He bien ceux-là mêmes qui se réclament de la foi biblique, NIENT ou rejettent par ignorance des Ecritures Saintes, les Vérités révélées par Notre Seigneur, et sans le savoir, ils deviennent la courroie de transmission des négateurs de La Parole de Dieu !

 

Or, le jour, le mois et même l’année de la Naissance de Notre Seigneur Jésus-Christ sont tous révélés par les recoupements de passages bien précis que la Bible nous offre !

 

 

Saint Jean Chrysostome en a fait, entre autres, la démonstration en l’an 386 (!!!), il y a donc déjà 1631 ans ! C’est donc à partir de son homélie sur la Nativité de Notre Seigneur que nous présenterons cet article en encadrant et en soulignant certains détails que nous devrons retenir pour saisir pleinement sa démonstration implacable.
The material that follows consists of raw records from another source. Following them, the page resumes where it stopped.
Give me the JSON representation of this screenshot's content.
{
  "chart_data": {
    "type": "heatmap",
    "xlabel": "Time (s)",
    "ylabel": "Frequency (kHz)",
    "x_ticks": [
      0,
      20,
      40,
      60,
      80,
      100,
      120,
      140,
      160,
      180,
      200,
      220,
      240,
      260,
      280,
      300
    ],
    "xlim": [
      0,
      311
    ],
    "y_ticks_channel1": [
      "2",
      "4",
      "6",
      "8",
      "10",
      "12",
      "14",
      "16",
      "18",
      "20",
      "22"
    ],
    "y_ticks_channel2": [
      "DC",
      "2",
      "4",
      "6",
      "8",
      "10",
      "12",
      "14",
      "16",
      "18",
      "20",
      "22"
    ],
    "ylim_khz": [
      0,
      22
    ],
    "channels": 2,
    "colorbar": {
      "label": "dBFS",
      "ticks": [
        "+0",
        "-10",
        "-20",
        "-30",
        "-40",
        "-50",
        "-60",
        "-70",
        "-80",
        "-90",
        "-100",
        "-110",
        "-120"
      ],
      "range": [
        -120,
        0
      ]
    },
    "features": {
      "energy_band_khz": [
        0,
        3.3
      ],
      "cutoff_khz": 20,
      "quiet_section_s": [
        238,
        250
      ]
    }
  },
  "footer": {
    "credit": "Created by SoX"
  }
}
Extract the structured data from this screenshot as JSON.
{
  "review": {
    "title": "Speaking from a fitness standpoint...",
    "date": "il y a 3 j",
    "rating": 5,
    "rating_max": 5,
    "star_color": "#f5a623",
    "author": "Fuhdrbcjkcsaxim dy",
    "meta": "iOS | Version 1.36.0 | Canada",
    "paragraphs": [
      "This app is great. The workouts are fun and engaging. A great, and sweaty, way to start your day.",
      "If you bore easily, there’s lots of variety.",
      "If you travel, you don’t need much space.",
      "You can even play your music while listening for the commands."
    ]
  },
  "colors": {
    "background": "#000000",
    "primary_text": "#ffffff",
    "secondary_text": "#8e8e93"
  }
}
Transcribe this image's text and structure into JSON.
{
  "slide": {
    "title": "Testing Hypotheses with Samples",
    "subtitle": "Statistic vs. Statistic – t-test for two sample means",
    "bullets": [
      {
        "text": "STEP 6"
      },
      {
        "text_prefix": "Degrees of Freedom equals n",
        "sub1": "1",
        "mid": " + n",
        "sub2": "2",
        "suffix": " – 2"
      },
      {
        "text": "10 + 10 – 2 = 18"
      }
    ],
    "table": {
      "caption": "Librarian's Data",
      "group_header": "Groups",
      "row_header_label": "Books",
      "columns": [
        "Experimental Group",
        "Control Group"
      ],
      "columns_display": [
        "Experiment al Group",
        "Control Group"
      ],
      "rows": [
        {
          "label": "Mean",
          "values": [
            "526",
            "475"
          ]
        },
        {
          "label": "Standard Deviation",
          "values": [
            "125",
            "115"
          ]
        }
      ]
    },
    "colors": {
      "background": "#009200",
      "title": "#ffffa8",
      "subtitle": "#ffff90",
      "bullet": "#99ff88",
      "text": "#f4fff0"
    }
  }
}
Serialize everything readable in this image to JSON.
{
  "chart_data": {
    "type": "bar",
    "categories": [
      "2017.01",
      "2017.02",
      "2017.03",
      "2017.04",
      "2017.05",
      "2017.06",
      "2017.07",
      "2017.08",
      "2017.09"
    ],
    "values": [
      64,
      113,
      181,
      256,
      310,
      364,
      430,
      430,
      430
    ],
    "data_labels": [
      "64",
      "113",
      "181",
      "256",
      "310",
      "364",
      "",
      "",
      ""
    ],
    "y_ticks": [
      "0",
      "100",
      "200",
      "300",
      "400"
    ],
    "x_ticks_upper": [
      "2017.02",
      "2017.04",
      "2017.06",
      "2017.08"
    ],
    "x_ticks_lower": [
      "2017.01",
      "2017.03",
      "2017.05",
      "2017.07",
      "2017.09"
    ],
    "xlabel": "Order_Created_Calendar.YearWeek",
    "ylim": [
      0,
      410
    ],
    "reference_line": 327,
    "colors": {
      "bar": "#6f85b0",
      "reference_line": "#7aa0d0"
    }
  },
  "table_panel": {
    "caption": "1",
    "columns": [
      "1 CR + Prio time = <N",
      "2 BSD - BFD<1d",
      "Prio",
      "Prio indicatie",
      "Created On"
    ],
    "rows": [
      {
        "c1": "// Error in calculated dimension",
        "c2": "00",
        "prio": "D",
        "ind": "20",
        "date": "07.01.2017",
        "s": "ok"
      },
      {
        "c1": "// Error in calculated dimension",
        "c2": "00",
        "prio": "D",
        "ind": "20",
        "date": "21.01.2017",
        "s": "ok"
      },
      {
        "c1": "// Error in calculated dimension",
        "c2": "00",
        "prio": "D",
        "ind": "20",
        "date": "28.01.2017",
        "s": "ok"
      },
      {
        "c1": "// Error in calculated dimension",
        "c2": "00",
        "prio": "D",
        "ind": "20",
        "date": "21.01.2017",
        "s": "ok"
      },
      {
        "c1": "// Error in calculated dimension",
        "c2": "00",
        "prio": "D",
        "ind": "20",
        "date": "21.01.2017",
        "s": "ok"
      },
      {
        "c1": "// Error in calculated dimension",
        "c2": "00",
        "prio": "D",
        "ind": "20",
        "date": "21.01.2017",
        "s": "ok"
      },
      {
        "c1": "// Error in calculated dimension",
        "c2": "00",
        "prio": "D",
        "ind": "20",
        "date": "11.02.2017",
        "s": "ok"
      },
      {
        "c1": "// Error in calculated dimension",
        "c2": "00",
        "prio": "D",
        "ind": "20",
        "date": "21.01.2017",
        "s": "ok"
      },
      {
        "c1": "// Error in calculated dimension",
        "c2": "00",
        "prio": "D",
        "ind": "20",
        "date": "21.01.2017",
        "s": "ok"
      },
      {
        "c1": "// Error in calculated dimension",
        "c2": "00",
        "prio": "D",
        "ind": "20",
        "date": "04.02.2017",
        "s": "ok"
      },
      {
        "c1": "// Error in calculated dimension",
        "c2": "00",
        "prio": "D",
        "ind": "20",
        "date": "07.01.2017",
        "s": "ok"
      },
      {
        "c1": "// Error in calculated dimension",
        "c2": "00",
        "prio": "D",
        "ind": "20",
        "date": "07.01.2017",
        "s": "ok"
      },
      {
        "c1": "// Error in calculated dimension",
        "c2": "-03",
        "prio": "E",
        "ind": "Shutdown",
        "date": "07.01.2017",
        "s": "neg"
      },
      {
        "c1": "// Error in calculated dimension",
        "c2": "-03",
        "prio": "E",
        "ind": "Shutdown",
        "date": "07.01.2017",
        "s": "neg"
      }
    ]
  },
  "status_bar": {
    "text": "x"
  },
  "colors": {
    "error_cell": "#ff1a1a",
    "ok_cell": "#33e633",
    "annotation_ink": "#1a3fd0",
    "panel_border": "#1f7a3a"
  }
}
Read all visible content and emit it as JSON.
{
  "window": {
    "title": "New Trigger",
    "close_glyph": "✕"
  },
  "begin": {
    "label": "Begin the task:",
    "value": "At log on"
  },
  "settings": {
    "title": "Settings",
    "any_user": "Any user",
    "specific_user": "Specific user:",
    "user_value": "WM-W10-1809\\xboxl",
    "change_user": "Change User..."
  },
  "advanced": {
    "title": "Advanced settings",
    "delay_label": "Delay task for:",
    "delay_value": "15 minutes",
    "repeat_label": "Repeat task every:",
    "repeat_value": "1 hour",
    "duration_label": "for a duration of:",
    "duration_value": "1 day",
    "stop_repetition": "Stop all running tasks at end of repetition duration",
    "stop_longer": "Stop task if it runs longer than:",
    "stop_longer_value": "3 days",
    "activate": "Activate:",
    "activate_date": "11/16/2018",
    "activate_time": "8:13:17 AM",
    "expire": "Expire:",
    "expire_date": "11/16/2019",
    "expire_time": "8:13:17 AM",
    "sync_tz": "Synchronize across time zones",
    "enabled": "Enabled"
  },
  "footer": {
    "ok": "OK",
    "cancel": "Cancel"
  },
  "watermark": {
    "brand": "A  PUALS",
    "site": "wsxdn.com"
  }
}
Et nous terminerons par les découvertes des manuscrits de la Mer Morte, également appelés manuscrits de Qumrân (ensemble de parchemins et de fragments de papyrus principalement en hébreu, mais aussi en araméen et en grec, mis au jour entre 1947 et 1956) qui authentifient la Tradition bimillénaire de l'Eglise. Et pour ceux que cela intéressent, en fin d'article vous seront proposés plusieurs liens d'où proviennent nos sources et où la question est scientifiquement analysée.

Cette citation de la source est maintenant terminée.